Garnett was a keen amateur ornithologist and joined the Royal Australasian Ornithologists Union (RAOU) in 1964. In 1974, upon his retirement from Geelong Grammar, he became secretary of the RAOU and served in that position until 1980. As secretary he bore the brunt of the administrative load of a body undergoing major change as it evolved from what had become largely a birdwatching club into a scientific conservation organisation undertaking ventures such as the Atlas of Australian Birds project.

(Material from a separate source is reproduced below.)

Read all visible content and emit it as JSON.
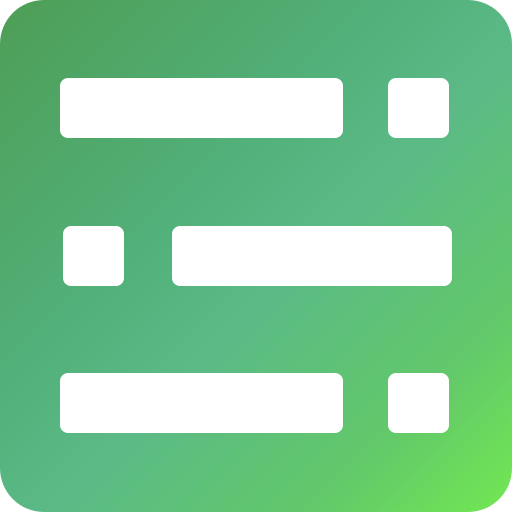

From 1980 Garnett devoted himself to developing the Garden of St Erth at Blackwood, Victoria, emphasising the use of Australian native plants in horticulture. The Garden was one of Australia's first private gardens opened to the public in the modern era. From 1980 to 1997 he also wrote a regular column for The Age, published in Melbourne. In 1984 Garnett contributed to the government's project to rejuvenate Victoria's country botanic gardens, and in the early 1990s successfully advocated the establishment of an independent board for the Royal Botanic Gardens, Melbourne. In 1996 he was awarded the Medal of the Order of Australia (OAM) for contributions to horticulture.

==Publications==
Compilations of articles authored by Garnett include:
- 1984 - Stumbling on Melons. A selection of articles published in 'The Age. Lothian Publishing: Melbourne. ISBN 0-85091-187-7
- 2003 - Bits and Pieces. A selection of writings published between 1980 and 1995 in The Age, Melbourne. Author: Castlemaine.